The Python interface to the Trovares xGT graph analytics engine.

Main Features

Data loading

xGT is a strongly-typed graph system. Loading data is a two-step process:

  1. Describe the structure and data types of your graph.
Define the vertex and edge frame structure with Connection.create_vertex_frame() and Connection.create_edge_frame(). Once the type structure is set, VertexFrame and EdgeFrame objects provide access to the server-side structures.
  1. Load your edge and vertex data.
The VertexFrame and EdgeFrame objcts provide high-performance, parallel load() methods to ingest data as well as a direct insert() method to add small amounts of data piecewise.

Query processing

Queries are expressed as strings written in TQL.

>>> query = '''
      MATCH  (emp:Employee)-[edge1:ReportsTo]->(boss:Employee)
      RETURN emp.PersonID AS EmployeeID,
             boss.PersonID AS BossID
      INTO   ResultTable
      '''

A query runs in the context of a Job, which can be run, scheduled and canceled. The run_job() method runs the query and blocks until it finishes successfully, terminates by an error, or it’s canceled.

Example

The following Python script shows some of the functions that can be used to create a graph, load data into it, run a query and access the results, and finally remove that graph from the system.

import xgt

#-- Connect to xgtd --
conn = xgt.Connection()

#-- Define and create the graph --
emp = conn.create_vertex_frame(
        name = 'Employee',
        schema = [['PersonID', xgt.INT],
                  ['Name', xgt.TEXT],
                  ['PostalCode', xgt.INT]],
        key = 'PersonID')

rep = conn.create_edge_frame(
        name = 'ReportsTo',
        schema = [['EmpID', xgt.INT],
                  ['BossID', xgt.INT],
                  ['StartDate', xgt.DATE],
                  ['EndDate', xgt.DATE]],
        source = 'Employee',
        target = 'Employee',
        source_key = 'EmpID',
        target_key = 'BossID')

#-- Load data to the graph in xgtd --
# Use the insert() method for data of a few hundred rows or less;
# for bigger amounts of data, use the load() method with csv files.
emp.insert(
  [[111111101, 'Manny', 98103],
   [111111102, 'Trish', 98108],
   [911111501, 'Frank', 98101],
   [911111502, 'Alice', 98102]
  ])
rep.insert(
  [[111111101, 911111501, '2015-01-03', '2017-04-14'],
   [111111102, 911111501, '2016-04-02', '2017-04-14'],
   [911111502, 911111501, '2016-07-07', '2017-04-14'],
   [111111101, 911111502, '2017-04-15', '3000-12-31'],
   [111111102, 911111502, '2017-04-15', '3000-12-31'],
   [911111501, 911111502, '2017-04-15', '3000-12-31']
  ])

#-- Query data --
conn.drop_frame('Result1')
cmd = '''
  MATCH
    (emp:Employee)-[edge1:ReportsTo]->
    (boss:Employee)-[edge2:ReportsTo]->
    (emp)
  WHERE
    edge1.EndDate <= edge2.StartDate
  RETURN
    emp.PersonID AS Employee1ID,
    boss.PersonID AS Employee2ID,
    edge1.StartDate AS FirstStart,
    edge1.EndDate AS FirstEnd,
    edge2.EndDate AS SecondEnd,
    edge2.StartDate AS SecondStart
  INTO
    Result1
  '''
conn.run_job(cmd)

#-- Results extraction --
ncols = len(emp.schema)
nrows = emp.num_vertices
print('Employee columns: {0} rows: {1} '.format(ncols, nrows))

ncols = len(rep.schema)
nrows = rep.num_edges
print('ReportsTo columns: {0} rows: {1} '.format(ncols, nrows))

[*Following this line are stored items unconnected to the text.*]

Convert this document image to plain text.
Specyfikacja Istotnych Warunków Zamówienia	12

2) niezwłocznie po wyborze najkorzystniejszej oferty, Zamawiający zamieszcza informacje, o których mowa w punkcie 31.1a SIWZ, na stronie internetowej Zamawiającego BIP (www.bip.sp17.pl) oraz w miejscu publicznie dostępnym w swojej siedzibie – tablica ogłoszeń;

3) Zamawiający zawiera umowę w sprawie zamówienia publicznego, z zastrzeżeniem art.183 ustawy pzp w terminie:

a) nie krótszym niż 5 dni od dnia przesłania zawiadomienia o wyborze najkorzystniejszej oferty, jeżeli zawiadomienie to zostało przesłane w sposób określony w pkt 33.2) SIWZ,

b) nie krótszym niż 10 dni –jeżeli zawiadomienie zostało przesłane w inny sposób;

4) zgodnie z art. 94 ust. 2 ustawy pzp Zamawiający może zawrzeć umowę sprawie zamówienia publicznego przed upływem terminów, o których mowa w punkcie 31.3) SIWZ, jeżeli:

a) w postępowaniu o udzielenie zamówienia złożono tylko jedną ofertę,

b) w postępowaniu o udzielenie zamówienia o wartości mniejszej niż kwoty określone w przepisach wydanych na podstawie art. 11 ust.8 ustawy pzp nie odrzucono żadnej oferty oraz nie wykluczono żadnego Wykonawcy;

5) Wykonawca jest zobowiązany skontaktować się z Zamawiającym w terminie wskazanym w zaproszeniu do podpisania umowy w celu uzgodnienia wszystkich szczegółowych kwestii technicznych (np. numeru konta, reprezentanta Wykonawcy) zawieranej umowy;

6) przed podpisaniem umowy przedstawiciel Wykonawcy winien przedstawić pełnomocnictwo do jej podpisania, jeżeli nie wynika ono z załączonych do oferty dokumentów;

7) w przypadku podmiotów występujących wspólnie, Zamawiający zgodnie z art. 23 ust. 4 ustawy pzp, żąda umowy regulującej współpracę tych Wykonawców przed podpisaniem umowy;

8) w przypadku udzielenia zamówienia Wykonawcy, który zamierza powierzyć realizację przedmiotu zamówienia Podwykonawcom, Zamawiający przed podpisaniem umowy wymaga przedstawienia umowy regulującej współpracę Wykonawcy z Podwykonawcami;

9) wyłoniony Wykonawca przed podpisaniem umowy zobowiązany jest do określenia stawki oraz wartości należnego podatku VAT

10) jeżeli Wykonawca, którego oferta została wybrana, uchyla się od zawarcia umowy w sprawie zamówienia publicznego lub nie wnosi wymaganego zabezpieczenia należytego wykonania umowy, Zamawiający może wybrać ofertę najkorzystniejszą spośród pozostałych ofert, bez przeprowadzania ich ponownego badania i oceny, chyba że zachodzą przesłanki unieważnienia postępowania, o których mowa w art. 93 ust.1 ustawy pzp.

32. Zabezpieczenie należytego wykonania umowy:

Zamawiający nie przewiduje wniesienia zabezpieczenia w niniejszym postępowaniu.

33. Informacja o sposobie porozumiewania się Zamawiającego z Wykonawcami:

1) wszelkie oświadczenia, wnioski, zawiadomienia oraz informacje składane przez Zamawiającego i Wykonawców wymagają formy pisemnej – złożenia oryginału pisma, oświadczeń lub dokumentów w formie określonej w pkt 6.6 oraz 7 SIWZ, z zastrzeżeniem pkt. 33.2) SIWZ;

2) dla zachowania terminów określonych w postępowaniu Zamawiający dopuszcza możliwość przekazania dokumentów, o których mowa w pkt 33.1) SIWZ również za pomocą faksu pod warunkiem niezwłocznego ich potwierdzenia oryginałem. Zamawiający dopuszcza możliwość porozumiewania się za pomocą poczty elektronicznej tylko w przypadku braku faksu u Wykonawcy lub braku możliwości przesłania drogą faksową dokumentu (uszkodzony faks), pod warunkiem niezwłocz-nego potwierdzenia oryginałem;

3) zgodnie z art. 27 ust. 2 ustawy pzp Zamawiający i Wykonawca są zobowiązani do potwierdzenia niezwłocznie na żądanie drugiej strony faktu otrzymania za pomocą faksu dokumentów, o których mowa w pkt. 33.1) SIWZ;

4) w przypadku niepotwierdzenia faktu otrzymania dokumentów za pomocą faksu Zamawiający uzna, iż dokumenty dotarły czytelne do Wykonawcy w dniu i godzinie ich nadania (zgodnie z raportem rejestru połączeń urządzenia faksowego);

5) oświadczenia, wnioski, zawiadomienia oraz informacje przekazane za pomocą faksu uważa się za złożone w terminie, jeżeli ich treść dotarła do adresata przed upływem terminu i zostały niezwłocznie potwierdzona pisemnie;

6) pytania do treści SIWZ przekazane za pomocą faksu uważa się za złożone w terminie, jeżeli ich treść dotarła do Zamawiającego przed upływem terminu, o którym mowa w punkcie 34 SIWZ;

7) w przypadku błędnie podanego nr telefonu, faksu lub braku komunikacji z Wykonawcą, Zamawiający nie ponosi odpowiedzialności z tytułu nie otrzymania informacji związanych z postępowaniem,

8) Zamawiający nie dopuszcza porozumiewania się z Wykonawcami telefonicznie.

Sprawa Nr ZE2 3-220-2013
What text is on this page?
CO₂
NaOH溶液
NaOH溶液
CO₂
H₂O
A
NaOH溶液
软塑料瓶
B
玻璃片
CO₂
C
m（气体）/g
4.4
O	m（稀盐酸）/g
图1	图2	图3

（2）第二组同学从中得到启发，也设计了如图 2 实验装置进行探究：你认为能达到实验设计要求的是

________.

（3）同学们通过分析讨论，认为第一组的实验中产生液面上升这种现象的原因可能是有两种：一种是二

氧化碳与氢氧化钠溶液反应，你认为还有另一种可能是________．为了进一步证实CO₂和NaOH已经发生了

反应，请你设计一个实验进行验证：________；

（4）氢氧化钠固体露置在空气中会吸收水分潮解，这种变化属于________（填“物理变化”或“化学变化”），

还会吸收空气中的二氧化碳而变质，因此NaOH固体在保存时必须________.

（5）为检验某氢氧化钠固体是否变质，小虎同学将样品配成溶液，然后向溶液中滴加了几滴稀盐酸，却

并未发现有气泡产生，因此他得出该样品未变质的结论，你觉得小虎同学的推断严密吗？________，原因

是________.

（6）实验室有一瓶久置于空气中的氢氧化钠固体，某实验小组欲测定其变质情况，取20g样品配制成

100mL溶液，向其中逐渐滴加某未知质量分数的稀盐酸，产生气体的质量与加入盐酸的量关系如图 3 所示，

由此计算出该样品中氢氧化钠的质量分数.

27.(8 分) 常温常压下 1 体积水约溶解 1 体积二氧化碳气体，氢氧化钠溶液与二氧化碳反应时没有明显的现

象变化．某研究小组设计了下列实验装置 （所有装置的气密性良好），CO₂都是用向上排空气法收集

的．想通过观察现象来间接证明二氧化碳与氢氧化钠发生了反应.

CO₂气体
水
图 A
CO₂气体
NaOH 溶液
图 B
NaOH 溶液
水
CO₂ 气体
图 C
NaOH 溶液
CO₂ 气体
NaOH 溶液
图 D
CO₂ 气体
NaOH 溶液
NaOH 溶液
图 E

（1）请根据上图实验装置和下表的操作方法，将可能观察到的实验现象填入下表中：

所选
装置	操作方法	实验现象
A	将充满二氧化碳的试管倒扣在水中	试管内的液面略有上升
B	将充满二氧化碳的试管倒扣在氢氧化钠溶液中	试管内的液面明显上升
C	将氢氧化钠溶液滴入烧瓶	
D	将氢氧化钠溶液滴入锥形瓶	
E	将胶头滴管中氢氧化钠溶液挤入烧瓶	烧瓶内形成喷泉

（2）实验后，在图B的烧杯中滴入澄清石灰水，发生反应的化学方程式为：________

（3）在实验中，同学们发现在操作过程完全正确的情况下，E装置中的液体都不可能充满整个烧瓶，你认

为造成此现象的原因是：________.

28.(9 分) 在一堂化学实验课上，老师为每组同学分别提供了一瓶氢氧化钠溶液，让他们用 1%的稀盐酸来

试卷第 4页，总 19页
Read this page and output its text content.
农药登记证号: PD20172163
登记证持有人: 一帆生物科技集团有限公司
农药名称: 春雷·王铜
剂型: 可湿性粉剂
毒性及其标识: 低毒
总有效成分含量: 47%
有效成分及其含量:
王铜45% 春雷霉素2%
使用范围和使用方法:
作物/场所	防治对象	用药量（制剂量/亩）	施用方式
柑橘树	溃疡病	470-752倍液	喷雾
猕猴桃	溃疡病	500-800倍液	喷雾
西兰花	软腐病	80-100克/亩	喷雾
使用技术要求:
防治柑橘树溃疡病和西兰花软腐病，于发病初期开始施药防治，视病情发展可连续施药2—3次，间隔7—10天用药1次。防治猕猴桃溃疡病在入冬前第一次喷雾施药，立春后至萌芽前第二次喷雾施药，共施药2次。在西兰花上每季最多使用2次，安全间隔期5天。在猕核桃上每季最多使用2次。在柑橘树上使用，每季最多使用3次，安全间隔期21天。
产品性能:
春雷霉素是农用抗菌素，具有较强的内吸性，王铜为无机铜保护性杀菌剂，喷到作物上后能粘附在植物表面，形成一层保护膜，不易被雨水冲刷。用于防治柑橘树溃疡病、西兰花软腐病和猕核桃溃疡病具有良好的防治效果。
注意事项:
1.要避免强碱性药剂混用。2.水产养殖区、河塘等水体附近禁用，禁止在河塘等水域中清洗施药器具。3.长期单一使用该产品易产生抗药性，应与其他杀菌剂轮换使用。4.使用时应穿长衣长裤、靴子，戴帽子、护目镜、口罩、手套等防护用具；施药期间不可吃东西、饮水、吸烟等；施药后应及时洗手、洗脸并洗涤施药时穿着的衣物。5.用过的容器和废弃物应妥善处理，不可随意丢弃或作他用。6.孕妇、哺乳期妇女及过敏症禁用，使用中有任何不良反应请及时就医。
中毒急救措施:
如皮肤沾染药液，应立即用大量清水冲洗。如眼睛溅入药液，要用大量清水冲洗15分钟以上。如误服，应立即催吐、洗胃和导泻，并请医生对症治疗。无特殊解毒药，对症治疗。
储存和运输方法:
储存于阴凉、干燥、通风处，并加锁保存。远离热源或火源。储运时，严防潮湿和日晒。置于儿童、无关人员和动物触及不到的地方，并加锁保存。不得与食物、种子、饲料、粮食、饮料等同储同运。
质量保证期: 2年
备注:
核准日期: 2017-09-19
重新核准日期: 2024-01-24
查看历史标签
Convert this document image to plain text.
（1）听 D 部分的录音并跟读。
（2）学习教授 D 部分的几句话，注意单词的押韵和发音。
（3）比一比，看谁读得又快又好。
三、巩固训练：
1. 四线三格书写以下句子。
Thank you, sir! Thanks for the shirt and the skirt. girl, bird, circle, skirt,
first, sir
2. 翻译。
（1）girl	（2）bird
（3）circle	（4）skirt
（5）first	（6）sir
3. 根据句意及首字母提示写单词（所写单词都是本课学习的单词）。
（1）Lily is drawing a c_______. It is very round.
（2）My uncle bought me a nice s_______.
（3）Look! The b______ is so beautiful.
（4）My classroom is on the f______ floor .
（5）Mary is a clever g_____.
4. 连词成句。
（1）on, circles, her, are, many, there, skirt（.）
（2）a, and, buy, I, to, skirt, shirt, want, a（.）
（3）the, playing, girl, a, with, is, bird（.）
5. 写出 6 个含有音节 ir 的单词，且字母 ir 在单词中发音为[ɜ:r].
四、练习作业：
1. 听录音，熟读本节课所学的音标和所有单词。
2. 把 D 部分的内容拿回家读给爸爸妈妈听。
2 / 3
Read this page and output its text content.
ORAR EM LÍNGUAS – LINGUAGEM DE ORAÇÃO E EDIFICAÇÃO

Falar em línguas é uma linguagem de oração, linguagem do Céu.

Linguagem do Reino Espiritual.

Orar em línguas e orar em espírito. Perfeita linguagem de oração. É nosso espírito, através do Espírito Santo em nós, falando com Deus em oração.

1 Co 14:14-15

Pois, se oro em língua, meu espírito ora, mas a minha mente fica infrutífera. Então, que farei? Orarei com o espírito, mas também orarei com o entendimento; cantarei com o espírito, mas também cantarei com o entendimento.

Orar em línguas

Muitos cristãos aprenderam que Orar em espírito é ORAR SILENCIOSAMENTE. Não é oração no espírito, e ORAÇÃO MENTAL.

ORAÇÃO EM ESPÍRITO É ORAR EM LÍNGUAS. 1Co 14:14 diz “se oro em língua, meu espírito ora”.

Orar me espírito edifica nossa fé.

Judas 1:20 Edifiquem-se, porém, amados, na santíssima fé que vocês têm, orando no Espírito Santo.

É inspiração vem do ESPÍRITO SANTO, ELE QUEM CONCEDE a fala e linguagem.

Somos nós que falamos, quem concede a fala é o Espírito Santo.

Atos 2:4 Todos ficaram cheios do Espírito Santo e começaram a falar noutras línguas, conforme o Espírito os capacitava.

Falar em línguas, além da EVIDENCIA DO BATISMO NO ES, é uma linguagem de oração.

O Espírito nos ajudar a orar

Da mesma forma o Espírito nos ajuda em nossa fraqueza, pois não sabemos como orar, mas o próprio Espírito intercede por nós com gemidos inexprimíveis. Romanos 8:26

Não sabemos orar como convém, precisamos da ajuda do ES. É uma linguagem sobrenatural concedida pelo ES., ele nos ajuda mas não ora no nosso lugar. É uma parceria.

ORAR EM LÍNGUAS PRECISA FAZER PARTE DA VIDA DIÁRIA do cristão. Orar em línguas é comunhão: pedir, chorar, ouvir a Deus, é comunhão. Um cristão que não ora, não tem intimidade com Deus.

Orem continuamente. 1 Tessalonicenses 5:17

r1 = conn.get_table_frame('Result1')
ncols = (r1.schema)
nrows = r1.num_rows
print('Result columns: {0} rows: {1} '.format(ncols, nrows))
print('')

print('--- Result1 ---')
r1dat = r1.get_data(0, 100)
for row in r1dat:
  print(', '.join([str(c) for c in row]))
print('')

#-- Drop all objects --
conn.drop_frame('ReportsTo')
conn.drop_frame('Employee')
conn.drop_frame('Result1')